Com trinta anos de distância, as marcas da exploração na Amazônia são visíveis. Em 1973, Jorge Bodansky, atuando como cinegrafista para uma emissora de televisão alemã, documentou um sobrevoo sobre Aripuanã (MT) e, por coincidência, capturou um grupo de indígenas Paiter Suruí em sua tentativa de atacar o avião com flechas. Essas imagens, que não foram exibidas na TV, permaneceram esquecidas até serem digitalizadas recentemente, despertando o interesse do cineasta.
“A intenção daquele sobrevoo não era registrar os indígenas; eles apareceram inesperadamente. Fiquei intrigado: quem eram aquelas pessoas?” Com essa reflexão, Bodansky iniciou a produção de seu mais recente documentário, Um Olhar Inquieto: O Cinema de Jorge Bodansky.
Exibido na mostra competitiva ambiental do Bonito Cinesur, festival de cinema que ocorre em Bonito (MT) até o próximo sábado (1°/8), o filme levanta questões sobre a história indígena e os impactos da exploração na região.
O cineasta optou por retornar ao local onde as filmagens foram feitas para descobrir mais sobre os indígenas que apareceram nas imagens e para documentar as mudanças ocorridas na paisagem após cinco décadas.
Ele comentou: “Esse processo de pesquisa acabou se entrelaçando à minha própria história, resultando em um filme autobiográfico que narra experiências que vivi.”
Mudanças
Ao longo dos anos, Bodansky notou que sua abordagem cinematográfica não sofreu alterações significativas. Ele declarou: “O título ‘Um Olhar Inquieto’ reflete meu contínuo desejo de observar e descobrir. Minha perspectiva em relação ao cinema, preocupações sociais e o estilo de aventura se mantêm inalterados.”
Por outro lado, a realidade dos Paiter Suruí e a região mudaram drasticamente.

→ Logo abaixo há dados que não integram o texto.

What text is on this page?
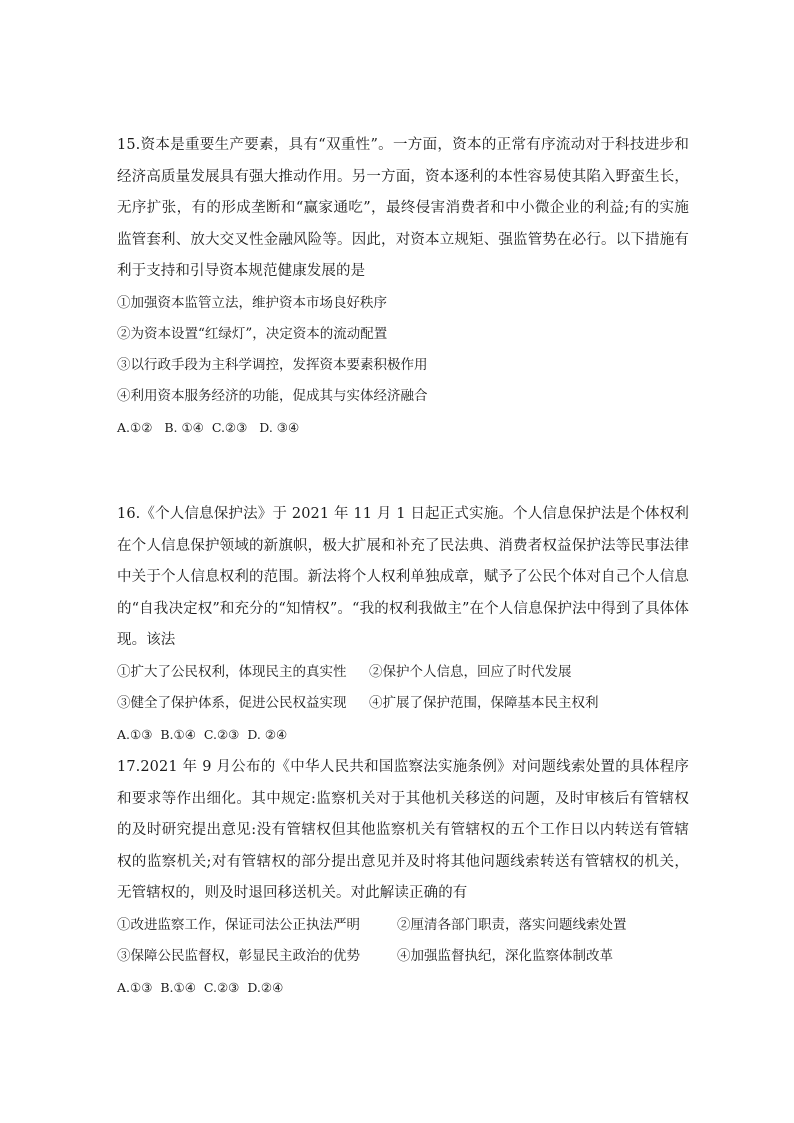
15.资本是重要生产要素，具有“双重性”。一方面，资本的正常有序流动对于科技进步和经济高质量发展具有强大推动作用。另一方面，资本逐利的本性容易使其陷入野蛮生长，无序扩张，有的形成垄断和“赢家通吃”，最终侵害消费者和中小微企业的利益;有的实施监管套利、放大交叉性金融风险等。因此，对资本立规矩、强监管势在必行。以下措施有利于支持和引导资本规范健康发展的是

①加强资本监管立法，维护资本市场良好秩序

②为资本设置“红绿灯”，决定资本的流动配置

③以行政手段为主科学调控，发挥资本要素积极作用

④利用资本服务经济的功能，促成其与实体经济融合

A.①②   B. ①④  C.②③   D. ③④

16.《个人信息保护法》于 2021 年 11 月 1 日起正式实施。个人信息保护法是个体权利在个人信息保护领域的新旗帜，极大扩展和补充了民法典、消费者权益保护法等民事法律中关于个人信息权利的范围。新法将个人权利单独成章，赋予了公民个体对自己个人信息的“自我决定权”和充分的“知情权”。“我的权利我做主”在个人信息保护法中得到了具体体现。该法

①扩大了公民权利，体现民主的真实性	②保护个人信息，回应了时代发展
③健全了保护体系，促进公民权益实现	④扩展了保护范围，保障基本民主权利

A.①③  B.①④  C.②③  D. ②④

17.2021 年 9 月公布的《中华人民共和国监察法实施条例》对问题线索处置的具体程序和要求等作出细化。其中规定:监察机关对于其他机关移送的问题，及时审核后有管辖权的及时研究提出意见:没有管辖权但其他监察机关有管辖权的五个工作日以内转送有管辖权的监察机关;对有管辖权的部分提出意见并及时将其他问题线索转送有管辖权的机关，无管辖权的，则及时退回移送机关。对此解读正确的有

①改进监察工作，保证司法公正执法严明	②厘清各部门职责，落实问题线索处置
③保障公民监督权，彰显民主政治的优势	④加强监督执纪，深化监察体制改革

A.①③  B.①④  C.②③  D.②④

Muitos indígenas enfrentaram a morte por doenças e violência devido ao contato forçado, enquanto o ambicioso projeto Humboldt é agora apenas um vestígio em ruínas. A paisagem que ele registrou nos anos 70 deu lugar a vastas plantações de soja.
“O que aconteceu com esses indígenas é amplamente conhecido, e a transformação da floresta em terras agricultáveis é uma triste realidade.”
A nova produção de Bodansky expõe a continuidade da exploração da Amazônia, uma questão que remonta à época da ditadura militar. “O cenário de ocupação da Amazônia não mudou; as abordagens permanecem as mesmas independentemente do governo no poder.”
Ele enfatiza a importância de reconhecer os habitantes locais: “É fundamental lembrar que existem pessoas que vivem ali, que têm suas próprias aspirações e que lutam por elas.”
A solução para esses problemas, segundo Bodansky, se encontra na mobilização e organização das comunidades. “Atualmente, é possível observar várias comunidades quilombolas, ribeirinhas e indígenas organizadas, com voz e propósito claro na defesa de seus direitos.”